Why Claude Opus 4.6 now leads the AI benchmark race

Claude Opus 4.6 is currently the top-ranked AI model on the Artificial Analysis Intelligence Index. The picture may change once OpenAI's Codex 5.3 finishes benchmarking, especially in coding.

WTF Index NEUTRAL
◄ Terminator 1 Idiocracy 0 ►

This is mainly a routine benchmark update, with only a mild lean toward more powerful agentic AI capabilities.

Why Claude Opus 4.6 now leads the AI benchmark race

Claude Opus 4.6 has moved into first place on the Artificial Analysis Intelligence Index, giving Anthropic's newest model a clear benchmark win across a broad mix of AI tasks. The lead is meaningful, but it is not yet the final word: OpenAI's Codex 5.3 is still being benchmarked and is expected to be especially strong in coding.

What The Ranking Measures

The Artificial Analysis Intelligence Index is not built around a single test. It is a composite of ten tests that cover coding, agent tasks, and scientific reasoning. That matters because the result is meant to reflect performance across different kinds of work rather than one narrow use case.

Claude Opus 4.6 leads the index overall. The model also took first place in agent-based work tasks, terminal coding, and physics research problems. Those areas point to a model that is being judged not only on text generation, but also on practical task execution and reasoning-heavy work.

For readers comparing AI models, the key point is that the benchmark rewards breadth. A model can rank highly by doing well across several categories, and Claude Opus 4.6 is currently doing enough across the tested areas to hold the top position.

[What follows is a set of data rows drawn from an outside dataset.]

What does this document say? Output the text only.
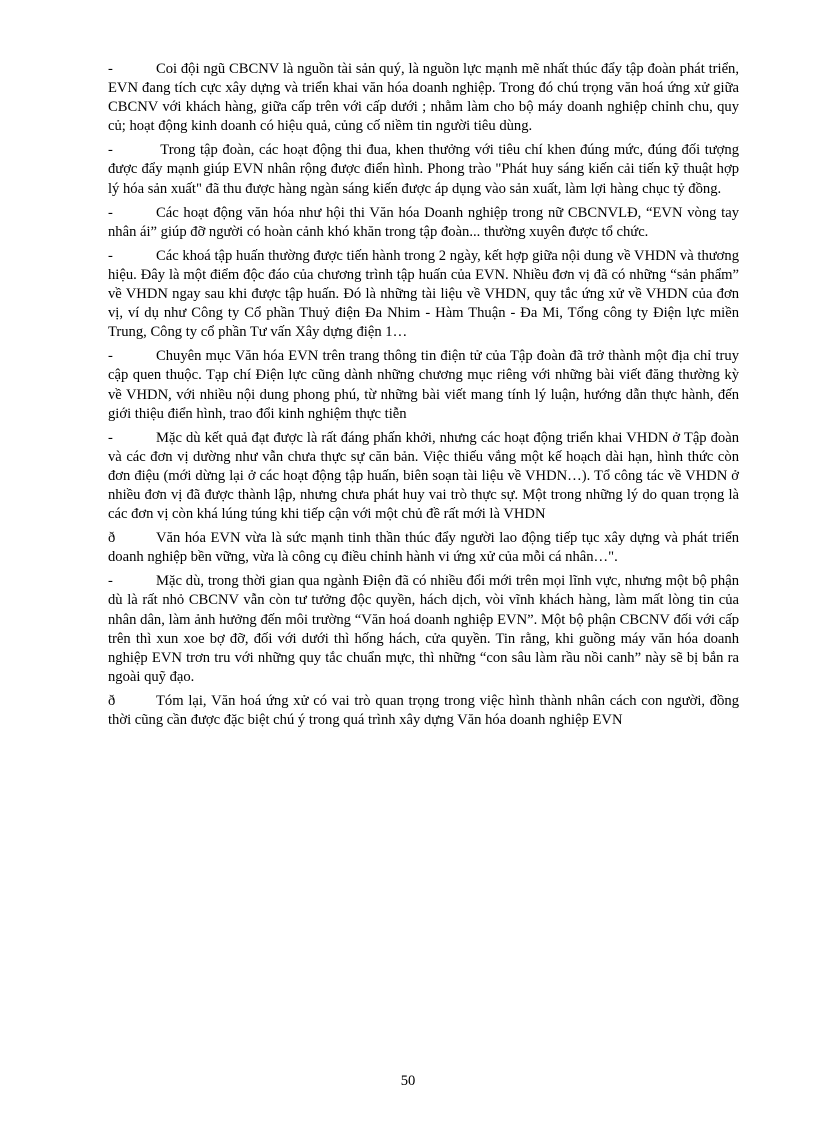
-	Coi đội ngũ CBCNV là nguồn tài sản quý, là nguồn lực mạnh mẽ nhất thúc đẩy tập đoàn phát triển, EVN đang tích cực xây dựng và triển khai văn hóa doanh nghiệp. Trong đó chú trọng văn hoá ứng xử giữa CBCNV với khách hàng, giữa cấp trên với cấp dưới ; nhằm làm cho bộ máy doanh nghiệp chỉnh chu, quy củ; hoạt động kinh doanh có hiệu quả, củng cố niềm tin người tiêu dùng.

-	Trong tập đoàn, các hoạt động thi đua, khen thưởng với tiêu chí khen đúng mức, đúng đối tượng được đẩy mạnh giúp EVN nhân rộng được điển hình. Phong trào "Phát huy sáng kiến cải tiến kỹ thuật hợp lý hóa sản xuất" đã thu được hàng ngàn sáng kiến được áp dụng vào sản xuất, làm lợi hàng chục tỷ đồng.

-	Các hoạt động văn hóa như hội thi Văn hóa Doanh nghiệp trong nữ CBCNVLĐ, “EVN vòng tay nhân ái” giúp đỡ người có hoàn cảnh khó khăn trong tập đoàn... thường xuyên được tổ chức.

-	Các khoá tập huấn thường được tiến hành trong 2 ngày, kết hợp giữa nội dung về VHDN và thương hiệu. Đây là một điểm độc đáo của chương trình tập huấn của EVN. Nhiều đơn vị đã có những “sản phẩm” về VHDN ngay sau khi được tập huấn. Đó là những tài liệu về VHDN, quy tắc ứng xử về VHDN của đơn vị, ví dụ như Công ty Cổ phần Thuỷ điện Đa Nhim - Hàm Thuận - Đa Mi, Tổng công ty Điện lực miền Trung, Công ty cổ phần Tư vấn Xây dựng điện 1…

-	Chuyên mục Văn hóa EVN trên trang thông tin điện tử của Tập đoàn đã trở thành một địa chỉ truy cập quen thuộc. Tạp chí Điện lực cũng dành những chương mục riêng với những bài viết đăng thường kỳ về VHDN, với nhiều nội dung phong phú, từ những bài viết mang tính lý luận, hướng dẫn thực hành, đến giới thiệu điển hình, trao đổi kinh nghiệm thực tiễn

-	Mặc dù kết quả đạt được là rất đáng phấn khởi, nhưng các hoạt động triển khai VHDN ở Tập đoàn và các đơn vị dường như vẫn chưa thực sự căn bản. Việc thiếu vắng một kế hoạch dài hạn, hình thức còn đơn điệu (mới dừng lại ở các hoạt động tập huấn, biên soạn tài liệu về VHDN…). Tổ công tác về VHDN ở nhiều đơn vị đã được thành lập, nhưng chưa phát huy vai trò thực sự. Một trong những lý do quan trọng là các đơn vị còn khá lúng túng khi tiếp cận với một chủ đề rất mới là VHDN

ð	Văn hóa EVN vừa là sức mạnh tinh thần thúc đẩy người lao động tiếp tục xây dựng và phát triển doanh nghiệp bền vững, vừa là công cụ điều chỉnh hành vi ứng xử của mỗi cá nhân…".

-	Mặc dù, trong thời gian qua ngành Điện đã có nhiều đổi mới trên mọi lĩnh vực, nhưng một bộ phận dù là rất nhỏ CBCNV vẫn còn tư tưởng độc quyền, hách dịch, vòi vĩnh khách hàng, làm mất lòng tin của nhân dân, làm ảnh hưởng đến môi trường “Văn hoá doanh nghiệp EVN”. Một bộ phận CBCNV đối với cấp trên thì xun xoe bợ đỡ, đối với dưới thì hống hách, cửa quyền. Tin rằng, khi guồng máy văn hóa doanh nghiệp EVN trơn tru với những quy tắc chuẩn mực, thì những “con sâu làm rầu nồi canh” này sẽ bị bắn ra ngoài quỹ đạo.

ð	Tóm lại, Văn hoá ứng xử có vai trò quan trọng trong việc hình thành nhân cách con người, đồng thời cũng cần được đặc biệt chú ý trong quá trình xây dựng Văn hóa doanh nghiệp EVN

50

Why Codex 5.3 Still Matters

The ranking comes with an important caveat. Artificial Analysis has not finished benchmarking OpenAI's Codex 5.3. The source notes that Codex 5.3 will likely pull ahead in coding, which means the competitive picture could shift once those results are complete.

That does not erase Claude Opus 4.6's current position. It does mean the lead should be read as current rather than permanent. In fast-moving AI benchmarking, a model can be ahead overall while another model may be better suited to a specific category once full testing is done.

For teams that care most about coding, Codex 5.3 remains the model to watch. For teams looking at a broader mix of agent work, terminal coding, and scientific reasoning, Claude Opus 4.6 now has a benchmark result that puts it at the front of the field.

The Cost Behind The Score

The benchmark result also comes with a price tag. Running the complete test suite for Claude Opus 4.6 costs $2,486. That is higher than the $2,304 required for GPT-5.2 at maximum reasoning performance.

The cost comparison is notable because Claude Opus 4.6 used fewer output tokens than GPT-5.2. Opus 4.6 consumed roughly 58 million output tokens, while GPT-5.2 used 130 million. Opus 4.6 also used twice as many output tokens as Opus 4.5.

The source attributes the higher total price to Anthropic's token pricing: $5 per million input tokens and $25 per million output tokens. In other words, benchmark cost is not just about how many tokens a model produces. It also depends heavily on how those tokens are priced.

  • Complete Claude Opus 4.6 test suite cost: $2,486.
  • GPT-5.2 at maximum reasoning performance cost: $2,304.
  • Claude Opus 4.6 output tokens: roughly 58 million.
  • GPT-5.2 output tokens: 130 million.
  • Anthropic pricing: $5 per million input tokens and $25 per million output tokens.

Where Claude Opus 4.6 Is Available

Claude Opus 4.6 is already available through several channels. The model can be accessed through the Claude.ai apps and through Anthropic's API. It is also available through Google Vertex, AWS Bedrock, and Microsoft Azure.

That distribution matters because benchmark results only become useful when users can actually try the model in the environments they already use. The listed access points cover direct app usage, API access, and major cloud platforms.

The practical takeaway is simple: Claude Opus 4.6 is the current top-ranked model on the Artificial Analysis Intelligence Index, with strong results in agent tasks, terminal coding, and physics research problems. But the race is still open, because Codex 5.3 has not completed the same benchmarking process and may change the coding leaderboard when it does.